»Ich war fast taub – jetzt höre ich stereo« |
Schon öfter hatte sie von Hörprothesen für Gehörlose gelesen, deren Hörnerv noch funktioniert – sogenannte Cochlea-Implantate. Verschiedene Firmen stellen sie her. Dabei wird das Implantat mit den Elektroden ins Innenohr, in die Hörschnecke (Cochlea) eingeführt.

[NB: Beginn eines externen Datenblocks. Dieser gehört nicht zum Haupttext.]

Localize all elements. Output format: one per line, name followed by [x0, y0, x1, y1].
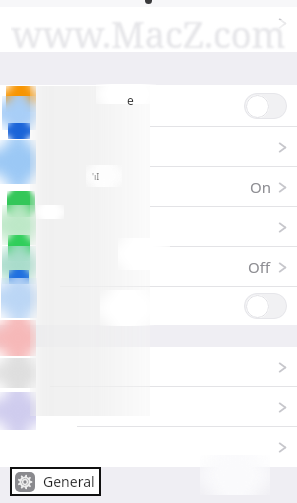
- button[interactable]: [0, 127, 297, 167]
- staticText: Off: [248, 257, 271, 277]
- button[interactable]: [0, 427, 297, 467]
- button[interactable]: Toggle: [244, 93, 287, 119]
- staticText: 'ıI: [92, 170, 100, 182]
- button[interactable]: General: [15, 467, 95, 496]
- button[interactable]: [0, 347, 297, 387]
- staticText: e: [127, 92, 134, 108]
- staticText: On: [250, 177, 271, 197]
- staticText: www.MacZ.com: [11, 10, 286, 54]
- button[interactable]: Toggle: [244, 293, 287, 319]
- button[interactable]: [0, 207, 297, 247]
- button[interactable]: Off: [0, 247, 297, 287]
- button[interactable]: On: [0, 167, 297, 207]
- button[interactable]: [0, 387, 297, 427]
- button[interactable]: Toggle: [0, 85, 297, 127]
- button[interactable]: [0, 7, 297, 52]
- button[interactable]: Toggle: [0, 287, 297, 325]
- staticText: General: [43, 472, 95, 491]
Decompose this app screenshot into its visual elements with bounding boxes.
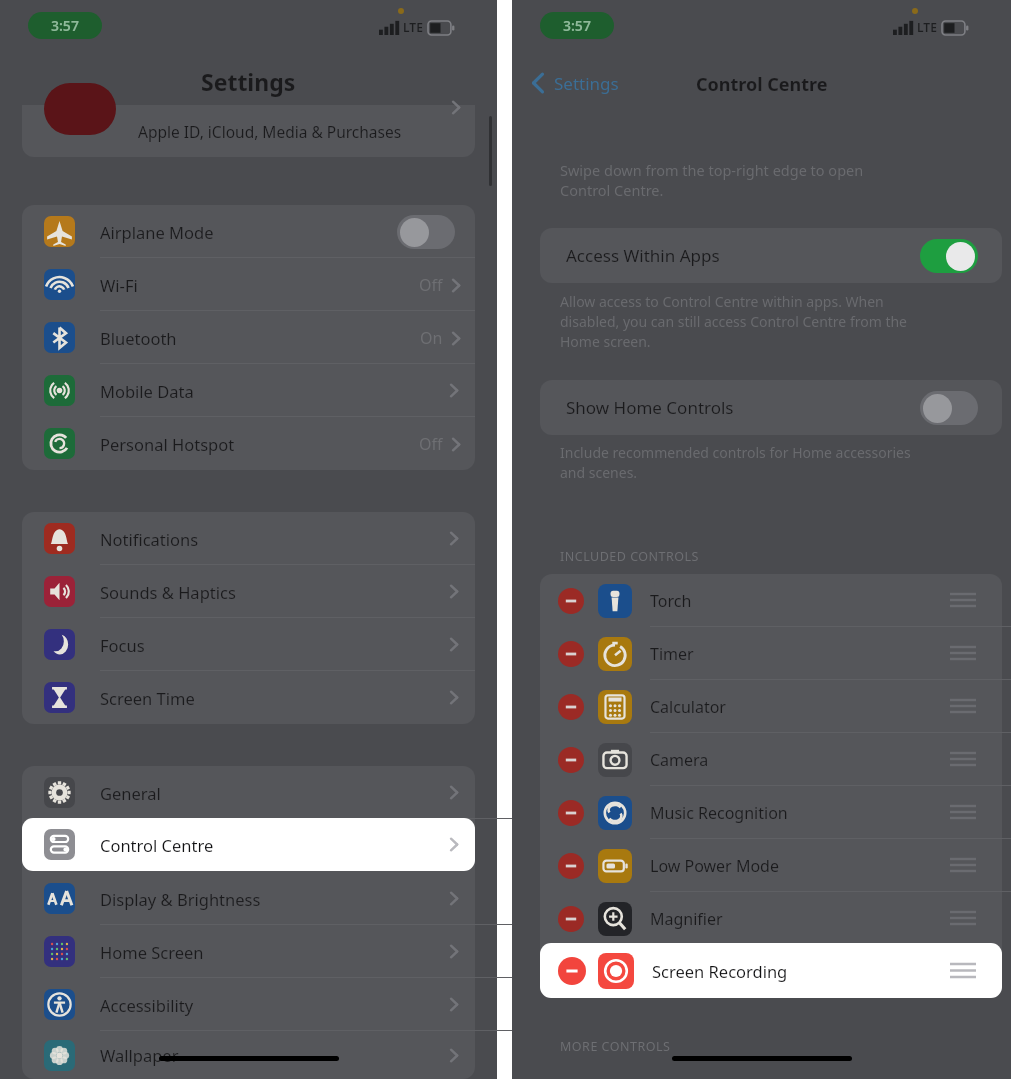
- staticText: Accessibility: [100, 994, 194, 1016]
- staticText: Settings: [201, 66, 296, 97]
- button[interactable]: Control Centre: [22, 818, 475, 871]
- button[interactable]: Access Within Apps: [540, 228, 1002, 283]
- other: Reorder Camera: [950, 752, 976, 767]
- staticText: Mobile Data: [100, 380, 194, 402]
- button[interactable]: Accessibility: [22, 978, 475, 1031]
- button[interactable]: Wi-Fi: [22, 258, 475, 311]
- staticText: Control Centre: [100, 834, 214, 856]
- other: Remove Camera: [558, 747, 584, 773]
- button[interactable]: Off: [920, 391, 978, 425]
- button[interactable]: Personal Hotspot: [22, 417, 475, 470]
- staticText: Personal Hotspot: [100, 433, 235, 455]
- staticText: Settings: [554, 72, 619, 95]
- staticText: Calculator: [650, 696, 726, 718]
- staticText: Magnifier: [650, 908, 723, 930]
- staticText: Focus: [100, 634, 145, 656]
- staticText: Notifications: [100, 528, 199, 550]
- button[interactable]: Remove Camera: [540, 733, 1002, 786]
- button[interactable]: Notifications: [22, 512, 475, 565]
- button[interactable]: Remove Low Power Mode: [540, 839, 1002, 892]
- button[interactable]: On: [920, 239, 978, 273]
- staticText: Music Recognition: [650, 802, 788, 824]
- staticText: Low Power Mode: [650, 855, 779, 877]
- staticText: Show Home Controls: [566, 396, 734, 419]
- staticText: Timer: [650, 643, 694, 665]
- staticText: Control Centre: [696, 72, 828, 97]
- button[interactable]: Remove Timer: [540, 627, 1002, 680]
- button[interactable]: General: [22, 766, 475, 819]
- staticText: Bluetooth: [100, 327, 177, 349]
- staticText: Include recommended controls for Home ac…: [560, 443, 911, 482]
- staticText: Screen Recording: [652, 960, 788, 982]
- staticText: MORE CONTROLS: [560, 1038, 671, 1055]
- staticText: Camera: [650, 749, 709, 771]
- other: Remove Music Recognition: [558, 800, 584, 826]
- button[interactable]: Wallpaper: [22, 1031, 475, 1079]
- other: Reorder Magnifier: [950, 911, 976, 926]
- staticText: LTE: [917, 19, 937, 35]
- button[interactable]: Sounds & Haptics: [22, 565, 475, 618]
- staticText: Apple ID, iCloud, Media & Purchases: [138, 121, 402, 142]
- staticText: Swipe down from the top-right edge to op…: [560, 160, 864, 200]
- other: Reorder Calculator: [950, 699, 976, 714]
- staticText: Off: [419, 433, 443, 455]
- staticText: Display & Brightness: [100, 888, 261, 910]
- button[interactable]: Bluetooth: [22, 311, 475, 364]
- staticText: Wi-Fi: [100, 274, 138, 296]
- button[interactable]: Remove Calculator: [540, 680, 1002, 733]
- staticText: General: [100, 782, 161, 804]
- staticText: Home Screen: [100, 941, 204, 963]
- other: Reorder Torch: [950, 593, 976, 608]
- staticText: Sounds & Haptics: [100, 581, 236, 603]
- staticText: 3:57: [563, 16, 591, 35]
- other: Remove Low Power Mode: [558, 853, 584, 879]
- button[interactable]: Settings: [530, 70, 619, 96]
- button[interactable]: Display & Brightness: [22, 872, 475, 925]
- staticText: Airplane Mode: [100, 221, 214, 243]
- other: Reorder Music Recognition: [950, 805, 976, 820]
- button[interactable]: Focus: [22, 618, 475, 671]
- other: Remove Magnifier: [558, 906, 584, 932]
- staticText: 3:57: [51, 16, 79, 35]
- staticText: Torch: [650, 590, 692, 612]
- other: Remove Timer: [558, 641, 584, 667]
- staticText: On: [420, 327, 443, 349]
- button[interactable]: Airplane Mode: [22, 205, 475, 258]
- button[interactable]: Remove Magnifier: [540, 892, 1002, 945]
- staticText: Allow access to Control Centre within ap…: [560, 292, 908, 351]
- other: Reorder Low Power Mode: [950, 858, 976, 873]
- other: Remove Torch: [558, 588, 584, 614]
- staticText: Off: [419, 274, 443, 296]
- other: Remove Calculator: [558, 694, 584, 720]
- button[interactable]: Remove Music Recognition: [540, 786, 1002, 839]
- staticText: Wallpaper: [100, 1044, 179, 1066]
- staticText: Access Within Apps: [566, 244, 720, 267]
- staticText: LTE: [403, 19, 423, 35]
- other: Reorder Timer: [950, 646, 976, 661]
- staticText: INCLUDED CONTROLS: [560, 548, 699, 565]
- button[interactable]: Mobile Data: [22, 364, 475, 417]
- button[interactable]: Show Home Controls: [540, 380, 1002, 435]
- button[interactable]: Off: [397, 215, 455, 249]
- button[interactable]: Screen Time: [22, 671, 475, 724]
- staticText: Screen Time: [100, 687, 195, 709]
- button[interactable]: Screen Recording: [540, 943, 1002, 998]
- button[interactable]: Home Screen: [22, 925, 475, 978]
- button[interactable]: Remove Torch: [540, 574, 1002, 627]
- button[interactable]: Apple ID, iCloud, Media & Purchases: [22, 105, 475, 157]
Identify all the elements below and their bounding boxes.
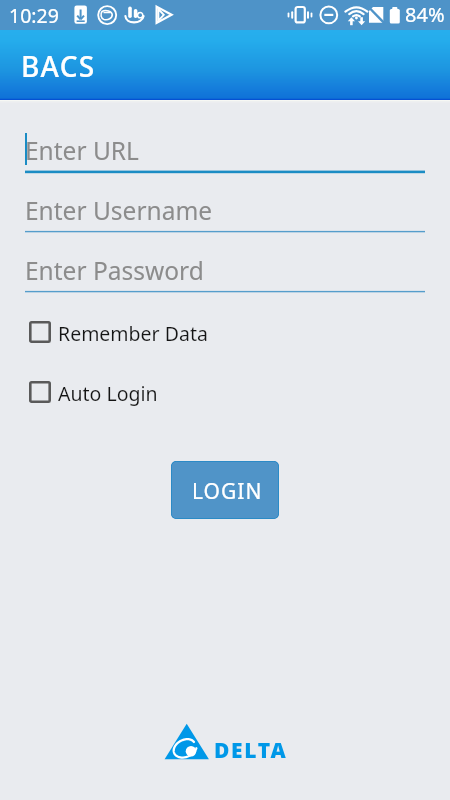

Dort nimmt es Impulse von außen auf, wandelt die Schallwellen in elektronische Signale um und gibt diese an den Hörnerv und das Gehirn weiter.
Cochlea-Implantate, wie sie heute verwendet werden, gibt es seit etwa 40 Jahren, und in den vergangenen Jahren sind sie immer besser geworden. In der Regel übernehmen die gesetzlichen Krankenkassen die Kosten, wenn die medizinischen Indikationen dafür gegeben sind. Mittlerweile tragen etwa 50.000 Menschen in Deutschland diese Technik im Kopf, Tendenz steigend.
Lange mochte Weinhardt davon nichts wissen. »Meine Bedenken waren, dass bei dem Eingriff etwas passiert -der Chirurg mir etwa wichtige Gesichtsnerven verletzt, das verbleibende Hörvermögen zerstört oder sich der Erfolg durch das Implantat einfach nicht einstellt.«
2018 steht sie aber an einem Punkt, an dem ein Hörgerät für ihr linkes Ohr nicht mehr ausreicht. »Mein Hörgeräte-Akustiker riet mir, mich gezielt zu einem Cochela-Implantat von einem Facharzt beraten zu lassen.« Weinhardt sucht darauf die St. Anna-Klink in Wuppertal auf. Sie durchläuft mehrere Voruntersuchungen und führt ein intensives Gespräch mit der Logopädin und dem Akustiker vor Ort.
Im Mai 2018 dann lässt sie sich operieren, zunächst nur am linken Ohr. Bei dem einstündigen Eingriff pflanzt ihr der Chirurg ein winziges Gerät unter die Kopfhaut ein. Zu dem Implantat gehört ein äußerer Sprachprozessor, den sie fortan wie ein Hörgerät hinter dem Ohr trägt. Fünf Tage verbringt sie in der Klinik. Sie nimmt vorsorglich Antibiotika, und täglich kontrolliert ein Arzt den Heilungsprozess und ob ihr Gleichgewichtsorgan noch intakt ist. Am dritten Tag kommt der Verband ab.
Vier Wochen später stellt der Akustiker zusammen mit der Logopädin das Implantat bei ihr ein. Diesem Moment hat Weinhardt lange entgegengefiebert. Denn wie wird es sein, das neue Hörerlebnis?
»Doch das Gehör funktioniert nach so einer OP nicht einfach per Knopfdruck«, weiß sie heute. So empfand sie die neuen Höreindrücke zunächst überraschend intensiv: »Ich geriet schlagartig aus der ruhigen in die akustische Welt und fand das zu Beginn etwas befremdlich.« Wenn etwa ihre Kolleginnen auf der Tastatur tippten, hörte sich das für sie an wie Hammerschläge. So starke Töne kannte Weinhardt bis dato nicht. »Und auch wenn Menschen mit mir sprachen, dann klang das nun metallisch und unnatürlich.« Aber bereits nach einigen Wochen nahm sie die gleichen Töne nicht mehr so extrem wahr, weil der Hörnerv diese inzwischen erkannte und einordnen konnte.